MSF treatment for diarrhoea
The treatment of diarrhoea is essentially the treatment of dehydration - which involves simply replacing all the fluid being lost. This process is called rehydration. MSF treats many patients using oral rehydration solution, called ORS. This is a mixture of glucose and electrolytes (such as sodium and potassium) that comes in sachets.
Each sachet is stirred into a litre of water and provides the correct balance of electrolytes to rehydrate a cholera patient. It has been said that in global terms ORS is the most important medical discovery since penicillin. However, many of our patients, especially those with cholera, vomit so profusely that they cannot drink ORS.
MSF therefore treats serious cases by putting in intravenous drips. These IV infusions contain fluid and electrolytes. Some patients lose fluid so quickly that they need two drips, one in each arm. The challenge for an MSF doctor or nurse is to find a vein in a profoundly dehydrated patient - for as the patient loses fluid their veins collapse.
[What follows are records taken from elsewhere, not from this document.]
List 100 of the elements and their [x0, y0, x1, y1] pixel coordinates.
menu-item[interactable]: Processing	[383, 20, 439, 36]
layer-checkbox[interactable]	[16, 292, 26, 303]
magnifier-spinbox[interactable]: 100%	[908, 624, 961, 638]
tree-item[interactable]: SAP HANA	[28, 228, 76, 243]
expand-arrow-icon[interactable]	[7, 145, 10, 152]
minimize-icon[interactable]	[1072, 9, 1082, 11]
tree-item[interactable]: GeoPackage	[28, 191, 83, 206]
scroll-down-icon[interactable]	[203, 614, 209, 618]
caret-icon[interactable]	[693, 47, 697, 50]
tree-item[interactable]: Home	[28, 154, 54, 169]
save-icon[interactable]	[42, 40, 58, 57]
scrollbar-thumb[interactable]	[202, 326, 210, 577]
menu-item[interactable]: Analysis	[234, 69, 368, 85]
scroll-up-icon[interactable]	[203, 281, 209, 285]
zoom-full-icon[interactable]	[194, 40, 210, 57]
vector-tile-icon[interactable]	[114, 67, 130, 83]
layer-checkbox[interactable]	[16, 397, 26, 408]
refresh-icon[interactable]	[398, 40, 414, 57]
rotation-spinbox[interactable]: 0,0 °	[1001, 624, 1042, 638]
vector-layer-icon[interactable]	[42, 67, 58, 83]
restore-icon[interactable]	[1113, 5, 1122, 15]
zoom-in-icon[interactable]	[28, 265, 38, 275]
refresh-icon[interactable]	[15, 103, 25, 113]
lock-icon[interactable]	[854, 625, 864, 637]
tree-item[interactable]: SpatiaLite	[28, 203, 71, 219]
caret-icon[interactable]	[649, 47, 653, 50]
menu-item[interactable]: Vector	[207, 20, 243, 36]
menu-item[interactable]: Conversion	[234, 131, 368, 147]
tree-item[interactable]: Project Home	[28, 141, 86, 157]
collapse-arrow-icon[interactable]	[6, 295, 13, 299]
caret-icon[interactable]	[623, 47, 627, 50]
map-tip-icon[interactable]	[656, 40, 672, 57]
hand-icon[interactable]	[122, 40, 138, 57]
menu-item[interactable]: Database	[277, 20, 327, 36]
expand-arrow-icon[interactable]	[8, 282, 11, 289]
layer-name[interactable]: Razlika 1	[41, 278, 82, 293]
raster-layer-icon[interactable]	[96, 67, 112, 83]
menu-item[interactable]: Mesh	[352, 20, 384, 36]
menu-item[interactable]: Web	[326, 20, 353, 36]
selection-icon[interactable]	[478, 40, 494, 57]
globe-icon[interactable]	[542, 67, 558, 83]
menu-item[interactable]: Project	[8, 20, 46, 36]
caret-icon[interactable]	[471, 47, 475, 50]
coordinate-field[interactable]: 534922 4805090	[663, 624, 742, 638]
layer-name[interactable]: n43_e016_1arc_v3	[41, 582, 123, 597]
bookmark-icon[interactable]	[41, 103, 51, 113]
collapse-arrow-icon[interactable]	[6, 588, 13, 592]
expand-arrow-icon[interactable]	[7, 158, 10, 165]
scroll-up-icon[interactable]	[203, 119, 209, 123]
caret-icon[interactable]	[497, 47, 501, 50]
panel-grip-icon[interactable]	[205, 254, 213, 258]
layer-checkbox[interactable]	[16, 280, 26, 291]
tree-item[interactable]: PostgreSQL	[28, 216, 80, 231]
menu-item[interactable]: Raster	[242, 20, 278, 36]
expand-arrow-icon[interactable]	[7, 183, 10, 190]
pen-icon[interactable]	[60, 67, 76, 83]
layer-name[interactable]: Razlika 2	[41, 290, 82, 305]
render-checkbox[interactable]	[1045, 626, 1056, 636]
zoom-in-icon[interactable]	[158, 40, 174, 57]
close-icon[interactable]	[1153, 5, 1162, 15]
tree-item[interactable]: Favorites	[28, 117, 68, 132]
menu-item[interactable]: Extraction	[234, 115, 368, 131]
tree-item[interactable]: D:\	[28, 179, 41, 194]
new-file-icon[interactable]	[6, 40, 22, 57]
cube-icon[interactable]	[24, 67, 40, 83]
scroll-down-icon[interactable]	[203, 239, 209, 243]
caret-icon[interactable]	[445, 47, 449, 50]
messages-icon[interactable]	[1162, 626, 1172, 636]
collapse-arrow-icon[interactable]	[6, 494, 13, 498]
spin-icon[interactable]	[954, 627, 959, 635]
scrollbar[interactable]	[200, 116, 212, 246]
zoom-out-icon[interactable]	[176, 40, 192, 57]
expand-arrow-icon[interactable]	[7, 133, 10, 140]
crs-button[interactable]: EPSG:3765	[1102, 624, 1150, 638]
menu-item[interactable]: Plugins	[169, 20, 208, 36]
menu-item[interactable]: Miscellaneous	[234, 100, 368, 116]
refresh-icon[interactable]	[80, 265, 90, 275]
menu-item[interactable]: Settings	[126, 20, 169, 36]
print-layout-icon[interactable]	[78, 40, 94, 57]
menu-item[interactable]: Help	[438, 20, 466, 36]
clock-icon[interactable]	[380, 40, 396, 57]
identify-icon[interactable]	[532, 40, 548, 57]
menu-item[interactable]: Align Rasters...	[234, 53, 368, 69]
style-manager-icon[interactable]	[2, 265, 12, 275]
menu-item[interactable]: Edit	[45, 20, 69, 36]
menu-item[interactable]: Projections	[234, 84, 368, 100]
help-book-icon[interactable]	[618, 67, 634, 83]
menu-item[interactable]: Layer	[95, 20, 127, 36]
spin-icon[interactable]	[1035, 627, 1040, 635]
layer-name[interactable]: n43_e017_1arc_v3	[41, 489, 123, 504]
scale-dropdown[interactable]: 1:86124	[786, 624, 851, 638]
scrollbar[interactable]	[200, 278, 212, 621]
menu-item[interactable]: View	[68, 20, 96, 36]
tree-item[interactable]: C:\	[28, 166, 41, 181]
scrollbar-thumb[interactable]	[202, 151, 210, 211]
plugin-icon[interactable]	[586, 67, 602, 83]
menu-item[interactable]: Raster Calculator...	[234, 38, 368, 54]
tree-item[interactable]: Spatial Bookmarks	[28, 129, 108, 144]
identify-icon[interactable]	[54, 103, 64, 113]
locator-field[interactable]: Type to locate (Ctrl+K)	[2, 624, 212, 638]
Treating serious cases requires a high degree of skill and experience. In most cholera outbreaks MSF teams are able to limit the case fatality rate to less than 1 per cent.
Most forms of diarrhoea do not require any treatment other than rehydration. Cholera patients, however, are usually given an antibiotic called doxycycline, which has been shown to shorten the period of severe diarrhoea. Another form of diarrhoea, Shigella dysentery, also requires antibiotics, because of the serious complications that may accompany it.